Savaş durdu, savaş sırasında alınan önlemlerin de durması gerekiyordu. Ama öyle olmadı. Bugün yaşananlar tek bir anlama geliyor; o da -savaş sırasında ve hâlâ, işgal ordusunun sözcülüğünü yürüten el-Arabiya kanalı üzerinden bildirilmeden önce- Lübnan’da meseleleri sorgulamadan veya incelemeden ele alan ve tabii ki Beyrut’taki yabancı bir elçiliğin güvenlik biriminin talebiyle gelenlere ise herhangi bir itirazda bulunmayan siyasi, askeri güçler ve diğer güvenlik güçleri; liderleri ve üst düzey yetkililerin var olması.
Rütbe, mevki ve rolleri ne olursa olsun, bu işin başında olanların anlaması gereken şey; cumhurbaşkanlığı, başbakanlık, güvenlik birimi başkanlığı gibi önemli mevkilere ulaşma hırsının; Amerikan canavarını memnun etmekle, insanları korkutmakla, direnişçilerin ve onu destekleyen halkın onuruna saldırmaya çalışmakla elde edilemeyeceğidir. Böylesi eylemleri kim yaparsa yapsın ya sürekli provokasyonlarla direnişi tepkiye sürükleyebileceğine inanan bir aptaldır veya savaşı Siyonist düşmanın kazandığına ve direnişin yenilgiye uğratıldığına, artık duyulacak bir sesinin ya da kaldıracağı bir yumruğun kalmadığına inanan bir şaşkındır.

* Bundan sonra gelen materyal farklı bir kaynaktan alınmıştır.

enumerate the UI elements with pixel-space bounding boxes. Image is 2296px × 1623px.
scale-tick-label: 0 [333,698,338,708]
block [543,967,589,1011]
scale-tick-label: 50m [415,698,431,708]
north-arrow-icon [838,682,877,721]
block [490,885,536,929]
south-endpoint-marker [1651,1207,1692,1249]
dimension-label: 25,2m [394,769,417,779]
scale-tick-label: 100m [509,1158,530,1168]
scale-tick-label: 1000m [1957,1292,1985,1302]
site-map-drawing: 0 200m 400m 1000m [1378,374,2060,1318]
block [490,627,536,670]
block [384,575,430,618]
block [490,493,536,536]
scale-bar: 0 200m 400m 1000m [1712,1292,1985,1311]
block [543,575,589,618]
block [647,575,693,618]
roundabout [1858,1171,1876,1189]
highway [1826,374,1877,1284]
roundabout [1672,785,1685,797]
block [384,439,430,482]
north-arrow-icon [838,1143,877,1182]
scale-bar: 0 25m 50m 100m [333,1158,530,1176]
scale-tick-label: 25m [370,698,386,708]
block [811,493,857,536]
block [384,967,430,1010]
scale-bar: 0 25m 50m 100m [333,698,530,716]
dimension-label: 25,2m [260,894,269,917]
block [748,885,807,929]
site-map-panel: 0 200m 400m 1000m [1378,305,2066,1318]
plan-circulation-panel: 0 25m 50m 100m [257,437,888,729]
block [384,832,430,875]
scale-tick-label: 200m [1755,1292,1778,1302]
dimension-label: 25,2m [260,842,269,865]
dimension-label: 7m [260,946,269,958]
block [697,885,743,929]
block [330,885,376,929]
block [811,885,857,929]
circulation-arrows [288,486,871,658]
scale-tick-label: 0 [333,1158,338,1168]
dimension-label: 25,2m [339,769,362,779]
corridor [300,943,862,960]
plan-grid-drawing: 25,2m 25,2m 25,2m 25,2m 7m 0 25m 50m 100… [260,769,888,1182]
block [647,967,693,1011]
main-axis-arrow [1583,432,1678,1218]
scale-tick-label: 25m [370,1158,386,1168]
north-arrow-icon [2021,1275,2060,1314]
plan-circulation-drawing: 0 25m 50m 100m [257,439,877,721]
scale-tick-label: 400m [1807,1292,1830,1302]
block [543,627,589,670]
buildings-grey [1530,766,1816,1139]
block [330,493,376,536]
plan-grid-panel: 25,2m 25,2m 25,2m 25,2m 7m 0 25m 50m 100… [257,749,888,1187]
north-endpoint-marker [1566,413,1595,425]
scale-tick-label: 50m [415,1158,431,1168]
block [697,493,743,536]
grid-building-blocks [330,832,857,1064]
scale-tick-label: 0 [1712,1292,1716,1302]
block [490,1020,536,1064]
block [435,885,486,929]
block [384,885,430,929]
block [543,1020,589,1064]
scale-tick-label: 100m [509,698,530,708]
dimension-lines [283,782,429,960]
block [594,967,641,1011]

Olan bitenin, bazı Lübnanlıların, İsrail’in bize karşı açık savaşına Siyonist varlık tarafından dahil olmasından başka bir açıklaması yoktur. Her kim yeniden inşa hareketini engellemeyi kendine amaç edinmişse etrafına dikkatle bakmalı, başkalarının kaslarıyla gurur duymamalı ve bu ülkenin ne büyük bir orduya, ne zalim bir tirana, ne de yolsuzluk yapan bir ajana yenilmediğini hatırlamalıdır. Lübnan henüz tüm şehitlerine veda etmemiş bir vatandır. Yakında hem Lübnan halkı hem de yurt dışındaki düşmanlar için halkının ve durduğu yerin sınırlarını çizecek ve ajanların düşündüğünden daha fazlasını yapmaya hazır direnişçilerin gerçeğini yeniden ortaya koyacaktır. Zira herkes direnişi destekleyen halkın her zaman olması gereken yerde durduğunu bilmektedir. Kadir-i Mevla’dan, geride kalan başlara -vehimler yok etmeden önce- biraz hikmet vermesini temenni ediyoruz.